Why then do people believe? I suppose that a number of logical fallacies and mistakes are at work. Wishful thinking and false pattern recognition are clearly prominent, but not the only things at issue. A lack of critical thinking skills also comes into play. Clearly religious Memes are powerful, but things are getting better. There are one billion Atheists in the world ( and that isn’t counting all of the Traditional Buddhists, Jains, and Taoists. Shintoists and Confucians who are atheist despite having a stated religion). The two wealthiest people on the planet are atheists and are using their vast wealth to improve the lot of humanity. We now have a professed Atheist in the U.S. Senate (Bernie Sanders). A lot of people are waking up to the dangers that religions pose to human happiness.

My conclusion is that religion is bad for the world, it is irrational and it is stupid. I am talking here of the major religions: Christianity, Islam, Judaism, Hinduism (Mormonism and scientology as well). Buddhism, Taoism, Confucianism and other ‘graceful life’ philosophies are another matter. Although I don’t follow them, they are not deserving of as much scorn.
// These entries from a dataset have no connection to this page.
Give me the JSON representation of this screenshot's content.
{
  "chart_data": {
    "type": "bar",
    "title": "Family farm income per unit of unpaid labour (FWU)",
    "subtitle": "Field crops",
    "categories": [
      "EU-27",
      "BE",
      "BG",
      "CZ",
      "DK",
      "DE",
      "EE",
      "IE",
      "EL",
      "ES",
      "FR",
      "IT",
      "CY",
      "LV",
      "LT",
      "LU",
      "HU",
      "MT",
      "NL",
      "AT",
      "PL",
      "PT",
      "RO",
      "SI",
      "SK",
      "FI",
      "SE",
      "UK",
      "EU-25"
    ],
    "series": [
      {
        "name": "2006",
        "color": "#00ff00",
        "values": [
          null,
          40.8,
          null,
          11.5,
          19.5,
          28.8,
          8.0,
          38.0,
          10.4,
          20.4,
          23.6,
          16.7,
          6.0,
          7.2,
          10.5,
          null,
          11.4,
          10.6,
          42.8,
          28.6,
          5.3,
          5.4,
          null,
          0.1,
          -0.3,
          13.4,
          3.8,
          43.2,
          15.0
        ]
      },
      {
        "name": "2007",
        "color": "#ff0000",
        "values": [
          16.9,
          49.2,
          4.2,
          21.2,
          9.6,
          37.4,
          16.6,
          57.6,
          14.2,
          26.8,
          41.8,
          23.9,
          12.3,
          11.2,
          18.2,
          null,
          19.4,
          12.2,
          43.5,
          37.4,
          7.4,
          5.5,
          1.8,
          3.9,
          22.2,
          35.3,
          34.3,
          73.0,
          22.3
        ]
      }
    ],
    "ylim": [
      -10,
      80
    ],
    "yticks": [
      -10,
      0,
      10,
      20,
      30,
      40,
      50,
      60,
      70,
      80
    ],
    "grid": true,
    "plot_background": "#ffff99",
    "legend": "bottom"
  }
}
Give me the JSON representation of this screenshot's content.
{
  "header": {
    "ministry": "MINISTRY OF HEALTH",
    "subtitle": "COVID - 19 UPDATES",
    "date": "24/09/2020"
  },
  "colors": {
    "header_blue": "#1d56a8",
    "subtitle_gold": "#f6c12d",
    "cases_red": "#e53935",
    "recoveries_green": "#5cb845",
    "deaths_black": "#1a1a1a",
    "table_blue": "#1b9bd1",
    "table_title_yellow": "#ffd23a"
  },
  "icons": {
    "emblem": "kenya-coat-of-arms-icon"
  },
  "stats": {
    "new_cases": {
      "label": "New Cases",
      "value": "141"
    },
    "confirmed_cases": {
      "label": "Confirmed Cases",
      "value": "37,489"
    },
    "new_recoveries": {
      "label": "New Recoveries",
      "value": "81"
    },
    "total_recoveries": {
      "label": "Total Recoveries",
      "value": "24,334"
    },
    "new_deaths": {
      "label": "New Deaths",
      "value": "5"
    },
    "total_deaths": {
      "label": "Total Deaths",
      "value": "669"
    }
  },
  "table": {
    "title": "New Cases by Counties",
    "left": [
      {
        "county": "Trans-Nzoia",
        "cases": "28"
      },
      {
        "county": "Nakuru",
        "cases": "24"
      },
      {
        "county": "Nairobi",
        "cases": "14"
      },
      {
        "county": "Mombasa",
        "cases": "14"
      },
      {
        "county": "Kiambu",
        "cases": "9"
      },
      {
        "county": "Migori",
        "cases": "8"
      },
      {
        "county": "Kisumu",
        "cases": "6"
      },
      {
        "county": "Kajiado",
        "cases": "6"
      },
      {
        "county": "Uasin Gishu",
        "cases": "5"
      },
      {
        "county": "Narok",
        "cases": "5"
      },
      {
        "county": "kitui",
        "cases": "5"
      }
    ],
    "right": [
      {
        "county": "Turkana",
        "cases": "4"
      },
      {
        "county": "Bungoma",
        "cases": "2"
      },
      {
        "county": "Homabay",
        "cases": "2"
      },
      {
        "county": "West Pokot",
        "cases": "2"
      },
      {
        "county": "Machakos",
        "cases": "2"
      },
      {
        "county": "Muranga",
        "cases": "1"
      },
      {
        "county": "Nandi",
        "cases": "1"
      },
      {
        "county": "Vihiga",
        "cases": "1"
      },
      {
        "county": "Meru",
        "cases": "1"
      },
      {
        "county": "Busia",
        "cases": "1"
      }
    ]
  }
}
Maybe next time I’ll explain the mind body problem.


* See : Numbers

31:7 And they warred against the Midianites, as the LORD commanded Moses; and they slew all the males.

31:9-10 And the children of Israel took all the women of Midian captives, and their little ones, and took the spoil of all their cattle, and all their flocks, and all their goods.

And they burnt all their cities wherein they dwelt, and all their goodly castles, with fire.

31:17-18 Now therefore kill every male among the little ones, and kill every woman that hath known man by lying with him.

But all the women children, that have not known a man by lying with him, keep alive for yourself

* Cagey Xtians will say that the Holocaust wasn’t caused by religion as such. They will make the popular claim that Hitler was an Atheist. This is bullshit of the worst sort. Hitler was a professed and practicing Christian, and was guided in his actions by hi Christian beliefs. If anyone bothers to make the idiotic claim that Adolph wasn’t a Christian I will take the time to present the quotes from Mein Kampf and from his speeches that demonstrate his rapt Christianity.**

** Fuck, my footnote deserves a footnote. Christians undertook a massive PR campaign to convince the world that Hitler wasn’t one of their own. After the war, when it was revealed that Goering was obsessed with ‘pagan’ religions the Jesus Gang thought that they had hit the jackpot and started the work of convincing the world that old Herman’s theology was THE nazi theology.